Evaporites of North Border of North Caspian Depression
Internet Geology News Letter No. 178, January 13, 2003

In Early Permian time the North Caspian depression became separated from the open ocean to form an enormous salt lake. Under an arid climate not less than 5 km of salt collected during a time span of 3.6 million years. The most subsided part of this depression was associated with a rift graben and was finally compensated by evaporites. See News Letter No. 38.

The Lower Permian evaporites of the north border of the North Caspian depression are divided from the bottom upward into three lithologic units: carbonate-sulfate, salt, and sulfate- clastic. The age of the lower is Artinskian-early Kungurian, and the upper two are Kungurian. Six rhythm members are recognized in the carbonate-sulfate unit, each beginning with dolomite and ending with anhydrite. Nine rhythm members are present in the salt, each beginning with dolomite-anhydrite or anhydrite and ending with halite or potassium-magnesium salts. Five stratigraphic salt members are recognized from the bottom upward as follows: Volgograd, Balykley, Lugov, Pogozh, and Antipov. These are separated from one another by anhydrite-dolomite or anhydrite marker beds.

On approaching the border step of the North Caspian depression from the north the thickness of the salt unit increases abruptly due to the appearance in the section of the Volgograd member. This Volgograd salt was deposited as a large lens in a paleo-depression that extended along the northern part of the North Caspian sedimentary basin.

The Volgograd and Lugov salt units are largely halite, and processes of plastic redistribution of this salt are widespread. This salt tectonoic activity is one of the factors causing the structural discordance between the sub-salt, intra-salt, and supra-salt horizons in the study area.

These last three paragraphs are taken from Nikitin, Pisarenko, and Alekseyev, 1986; digested in Petroleum Geology, Vol. 23, No. 9/10, three maps and three cross sections.
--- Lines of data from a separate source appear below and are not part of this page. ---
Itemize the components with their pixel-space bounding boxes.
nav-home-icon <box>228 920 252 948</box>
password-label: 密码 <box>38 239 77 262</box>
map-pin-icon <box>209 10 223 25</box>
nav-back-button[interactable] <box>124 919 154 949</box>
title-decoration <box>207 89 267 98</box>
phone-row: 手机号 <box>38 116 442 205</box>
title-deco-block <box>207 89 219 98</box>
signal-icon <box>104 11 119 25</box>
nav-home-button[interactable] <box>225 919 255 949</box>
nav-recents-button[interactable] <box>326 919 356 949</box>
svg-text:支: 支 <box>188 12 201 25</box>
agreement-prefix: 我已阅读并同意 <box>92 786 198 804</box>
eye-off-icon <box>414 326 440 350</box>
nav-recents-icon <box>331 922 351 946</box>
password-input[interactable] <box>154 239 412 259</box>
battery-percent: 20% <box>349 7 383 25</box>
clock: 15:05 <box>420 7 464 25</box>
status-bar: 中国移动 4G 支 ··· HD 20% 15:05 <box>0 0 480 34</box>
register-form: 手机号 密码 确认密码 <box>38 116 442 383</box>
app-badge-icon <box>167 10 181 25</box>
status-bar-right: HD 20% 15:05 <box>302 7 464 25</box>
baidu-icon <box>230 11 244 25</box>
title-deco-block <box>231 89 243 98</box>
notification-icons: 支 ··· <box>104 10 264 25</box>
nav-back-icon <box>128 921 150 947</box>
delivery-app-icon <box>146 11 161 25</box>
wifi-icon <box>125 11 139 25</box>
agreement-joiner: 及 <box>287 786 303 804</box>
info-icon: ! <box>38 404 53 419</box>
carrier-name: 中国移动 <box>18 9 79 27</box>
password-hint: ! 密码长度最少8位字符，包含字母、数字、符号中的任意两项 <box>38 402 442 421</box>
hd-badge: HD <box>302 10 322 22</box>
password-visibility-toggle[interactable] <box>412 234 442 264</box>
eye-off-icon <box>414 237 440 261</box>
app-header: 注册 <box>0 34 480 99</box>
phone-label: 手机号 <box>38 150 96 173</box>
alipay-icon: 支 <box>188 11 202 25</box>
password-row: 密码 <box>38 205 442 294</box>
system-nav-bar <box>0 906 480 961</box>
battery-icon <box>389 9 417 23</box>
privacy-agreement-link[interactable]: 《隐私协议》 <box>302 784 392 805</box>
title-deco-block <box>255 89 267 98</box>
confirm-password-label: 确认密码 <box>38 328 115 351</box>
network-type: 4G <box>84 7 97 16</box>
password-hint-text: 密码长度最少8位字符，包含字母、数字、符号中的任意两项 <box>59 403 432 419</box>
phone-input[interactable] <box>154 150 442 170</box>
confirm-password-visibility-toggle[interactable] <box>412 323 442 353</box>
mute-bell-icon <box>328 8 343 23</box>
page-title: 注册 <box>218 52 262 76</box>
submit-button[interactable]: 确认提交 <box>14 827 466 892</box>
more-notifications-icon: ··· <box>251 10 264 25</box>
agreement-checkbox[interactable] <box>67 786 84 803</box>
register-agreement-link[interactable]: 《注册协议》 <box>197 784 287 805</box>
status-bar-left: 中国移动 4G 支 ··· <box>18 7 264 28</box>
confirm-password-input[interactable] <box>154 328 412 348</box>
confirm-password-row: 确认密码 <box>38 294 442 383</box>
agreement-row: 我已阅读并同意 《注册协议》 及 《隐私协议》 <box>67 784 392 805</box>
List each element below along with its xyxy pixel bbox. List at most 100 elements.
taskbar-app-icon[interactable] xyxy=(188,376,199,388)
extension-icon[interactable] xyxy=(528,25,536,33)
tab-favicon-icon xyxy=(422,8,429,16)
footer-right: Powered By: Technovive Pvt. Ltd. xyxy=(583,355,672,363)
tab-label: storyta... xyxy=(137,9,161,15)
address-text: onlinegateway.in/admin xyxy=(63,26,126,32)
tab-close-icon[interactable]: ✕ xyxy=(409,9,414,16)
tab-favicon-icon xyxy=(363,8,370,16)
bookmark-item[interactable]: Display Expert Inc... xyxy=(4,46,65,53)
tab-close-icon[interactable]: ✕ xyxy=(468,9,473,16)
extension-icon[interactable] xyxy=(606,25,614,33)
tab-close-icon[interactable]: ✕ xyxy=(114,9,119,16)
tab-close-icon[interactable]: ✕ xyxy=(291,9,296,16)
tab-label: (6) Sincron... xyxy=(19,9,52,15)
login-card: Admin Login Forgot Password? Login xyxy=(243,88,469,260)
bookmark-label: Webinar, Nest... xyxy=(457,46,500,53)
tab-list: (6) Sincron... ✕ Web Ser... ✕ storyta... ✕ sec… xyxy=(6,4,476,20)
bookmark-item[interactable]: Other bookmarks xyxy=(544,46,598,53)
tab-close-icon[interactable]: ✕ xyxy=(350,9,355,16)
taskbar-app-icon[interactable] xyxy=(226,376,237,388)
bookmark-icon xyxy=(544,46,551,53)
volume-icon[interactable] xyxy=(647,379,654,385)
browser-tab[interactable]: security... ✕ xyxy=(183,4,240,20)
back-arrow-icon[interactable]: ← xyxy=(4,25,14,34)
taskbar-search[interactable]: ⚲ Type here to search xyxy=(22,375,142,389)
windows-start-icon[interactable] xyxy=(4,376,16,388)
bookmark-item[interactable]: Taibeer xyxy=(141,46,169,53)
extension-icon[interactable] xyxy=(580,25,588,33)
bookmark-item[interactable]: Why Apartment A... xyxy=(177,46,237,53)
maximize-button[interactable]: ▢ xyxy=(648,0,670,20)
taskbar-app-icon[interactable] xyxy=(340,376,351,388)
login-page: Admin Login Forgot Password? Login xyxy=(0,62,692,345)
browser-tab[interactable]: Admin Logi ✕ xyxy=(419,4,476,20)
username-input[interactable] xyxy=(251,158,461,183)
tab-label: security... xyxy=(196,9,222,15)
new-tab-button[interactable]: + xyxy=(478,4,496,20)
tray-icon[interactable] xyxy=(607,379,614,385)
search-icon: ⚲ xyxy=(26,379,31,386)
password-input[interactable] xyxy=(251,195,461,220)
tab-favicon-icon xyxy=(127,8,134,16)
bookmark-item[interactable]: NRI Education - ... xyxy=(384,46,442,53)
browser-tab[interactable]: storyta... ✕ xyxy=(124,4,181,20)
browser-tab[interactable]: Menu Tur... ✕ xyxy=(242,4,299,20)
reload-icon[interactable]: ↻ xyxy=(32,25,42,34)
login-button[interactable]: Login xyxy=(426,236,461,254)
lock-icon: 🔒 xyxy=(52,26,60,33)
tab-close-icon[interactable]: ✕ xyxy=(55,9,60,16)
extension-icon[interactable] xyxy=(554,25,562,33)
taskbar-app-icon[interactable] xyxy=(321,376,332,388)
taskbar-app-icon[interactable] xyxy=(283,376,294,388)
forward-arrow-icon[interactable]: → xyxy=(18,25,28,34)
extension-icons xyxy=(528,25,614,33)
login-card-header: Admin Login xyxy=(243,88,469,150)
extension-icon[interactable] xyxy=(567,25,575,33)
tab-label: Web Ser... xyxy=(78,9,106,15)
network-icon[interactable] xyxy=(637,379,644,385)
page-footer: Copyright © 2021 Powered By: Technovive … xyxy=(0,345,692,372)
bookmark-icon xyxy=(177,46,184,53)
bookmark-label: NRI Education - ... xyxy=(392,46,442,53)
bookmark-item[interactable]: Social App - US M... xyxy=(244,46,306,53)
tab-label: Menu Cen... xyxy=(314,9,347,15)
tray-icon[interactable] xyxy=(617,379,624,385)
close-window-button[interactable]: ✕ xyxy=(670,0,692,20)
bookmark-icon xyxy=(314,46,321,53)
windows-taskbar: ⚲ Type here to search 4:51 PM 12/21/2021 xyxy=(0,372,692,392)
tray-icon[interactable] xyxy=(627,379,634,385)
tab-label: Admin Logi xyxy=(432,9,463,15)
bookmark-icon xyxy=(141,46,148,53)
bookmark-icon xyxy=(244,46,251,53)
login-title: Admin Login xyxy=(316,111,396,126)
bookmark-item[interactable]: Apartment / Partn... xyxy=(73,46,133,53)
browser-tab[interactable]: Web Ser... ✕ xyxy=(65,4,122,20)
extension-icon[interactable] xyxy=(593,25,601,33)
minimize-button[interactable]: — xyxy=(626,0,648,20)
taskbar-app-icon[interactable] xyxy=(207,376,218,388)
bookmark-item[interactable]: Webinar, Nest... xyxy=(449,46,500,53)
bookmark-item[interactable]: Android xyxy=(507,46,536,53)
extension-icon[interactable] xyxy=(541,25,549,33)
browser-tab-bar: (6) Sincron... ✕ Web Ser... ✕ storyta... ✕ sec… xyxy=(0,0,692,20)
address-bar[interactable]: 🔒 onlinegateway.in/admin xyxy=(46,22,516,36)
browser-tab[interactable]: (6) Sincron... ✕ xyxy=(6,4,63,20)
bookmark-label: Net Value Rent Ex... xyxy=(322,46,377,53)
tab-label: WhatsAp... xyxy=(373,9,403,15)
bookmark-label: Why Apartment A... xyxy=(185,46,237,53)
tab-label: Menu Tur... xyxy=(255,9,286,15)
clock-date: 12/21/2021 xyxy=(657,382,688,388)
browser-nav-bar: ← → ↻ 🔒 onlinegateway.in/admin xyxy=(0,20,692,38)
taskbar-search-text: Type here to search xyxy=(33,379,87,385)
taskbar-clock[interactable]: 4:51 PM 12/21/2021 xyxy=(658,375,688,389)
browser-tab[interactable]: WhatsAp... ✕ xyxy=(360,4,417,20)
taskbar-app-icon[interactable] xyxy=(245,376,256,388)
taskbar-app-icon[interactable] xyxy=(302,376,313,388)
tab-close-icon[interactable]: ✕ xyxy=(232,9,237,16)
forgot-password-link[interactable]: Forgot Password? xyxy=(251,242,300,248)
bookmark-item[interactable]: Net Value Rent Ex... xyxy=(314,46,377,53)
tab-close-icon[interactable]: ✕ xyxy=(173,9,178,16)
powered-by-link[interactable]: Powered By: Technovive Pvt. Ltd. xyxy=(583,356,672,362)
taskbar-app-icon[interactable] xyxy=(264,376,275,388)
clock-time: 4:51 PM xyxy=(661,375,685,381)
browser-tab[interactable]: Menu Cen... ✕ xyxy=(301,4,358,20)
The Kama-Kinel system of downwarps are narrow, elongate troughs that extend along the eastern margin of the East European craton. This system is some 1000 km long, and individual downwarps are 20-90 km wide. On the north it extends into the Timan-Pechora oil-gas province. On the south it extends to the North Caspian depression, which I think is a continuation of the system. I would even like to designate this entire feature as the Kama-Kinel-Caspian system of downwarps. See News Letter No. 11. Some other News Letters dealing with the Caspian region are Numbers 75, 83, 99, 107, 123, 124, 144, and 145.